Caution. Indeed this strategy makes sense only if F is linear. Surely cost, time, resources etc. are additive functions, in the sense that time(node1 -> node2 -> node3) = time(node1) + time(node2) + time(node3), but in general this is not the case for F, unless it is linear. (i.e. F(cost(node1 -> node2)) = F(cost(node1) + cost(node2)) != F(cost(node1)) + F(cost(node2)). )
If you choose a nonlinear global cost function, the right strategy is to compute, for each node, the total cost, total time, total resources from the root to that node, and compute (then minimize) F only for the terminal nodes.

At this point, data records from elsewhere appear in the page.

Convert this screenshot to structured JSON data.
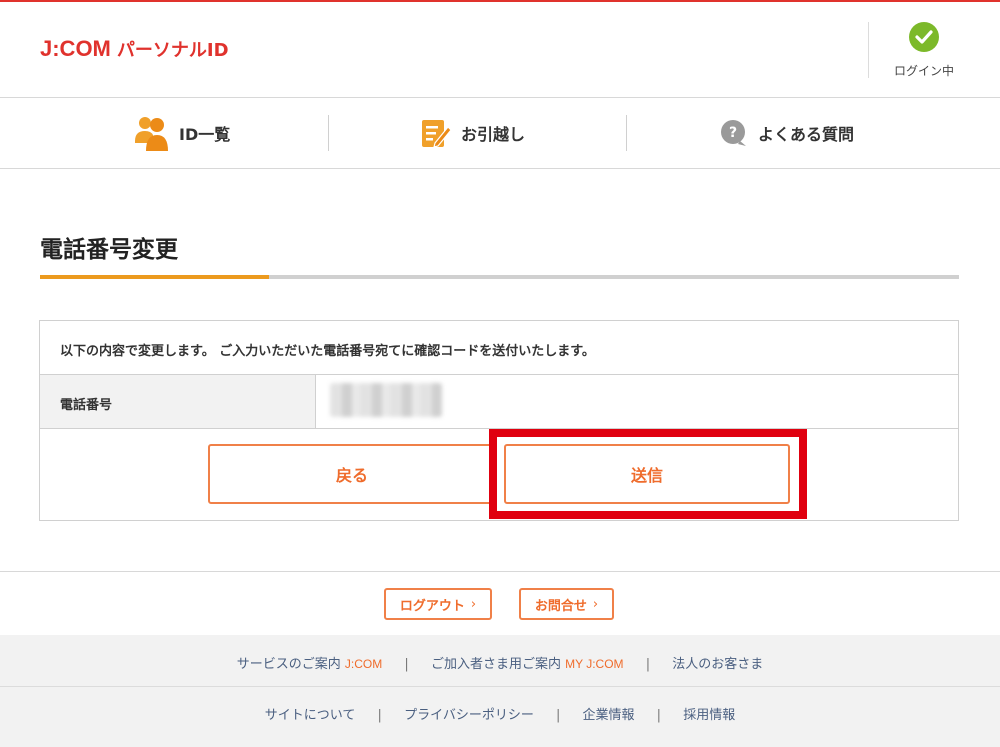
{
  "header": {
    "logo_brand": "J:COM",
    "logo_sub": "パーソナルID",
    "login_status": "ログイン中"
  },
  "nav": {
    "items": [
      {
        "label": "ID一覧",
        "icon": "users-icon"
      },
      {
        "label": "お引越し",
        "icon": "edit-note-icon"
      },
      {
        "label": "よくある質問",
        "icon": "question-icon"
      }
    ]
  },
  "page": {
    "title": "電話番号変更",
    "message": "以下の内容で変更します。 ご入力いただいた電話番号宛てに確認コードを送付いたします。",
    "field_label": "電話番号",
    "back_label": "戻る",
    "send_label": "送信"
  },
  "footer": {
    "logout_label": "ログアウト",
    "contact_label": "お問合せ",
    "links_row1": [
      {
        "label": "サービスのご案内",
        "brand": "J:COM"
      },
      {
        "label": "ご加入者さま用ご案内",
        "brand": "MY J:COM"
      },
      {
        "label": "法人のお客さま",
        "brand": ""
      }
    ],
    "links_row2": [
      "サイトについて",
      "プライバシーポリシー",
      "企業情報",
      "採用情報"
    ],
    "separator": "|",
    "chevron": "›"
  },
  "colors": {
    "brand_red": "#e0322d",
    "accent_orange": "#ef6c2c",
    "title_underline": "#ec9a1e",
    "check_green": "#7cb92a",
    "highlight_red": "#e0000f",
    "link_blue": "#4a5f80"
  }
}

Coming up with F is the most important thing. If I can give you 6 cost and 5 time or 5 time and 6 cost, which do you prefer? Your cost function needs to take that into consideration. There's no algorithm that's going to solve that problem for you, unfortunately. I denied that for a week before I sat down and wrote F for an optimization application I was working on. Worst case, leave parameters for the user to tinker with.
Why wouldn't a normal graph search algorithm like A* work?
For the path-cost function, you could use the running sum of the relevant criteria. The distance to the goal is more difficult...
It could be the distance to the nearest leaf, pre-computed for all or some nodes, although that sounds awfully expensive. Depending on the structure of your tree, you could come up with a cheaper under-estimate - if it's perfectly balanced, for example, it's trivial.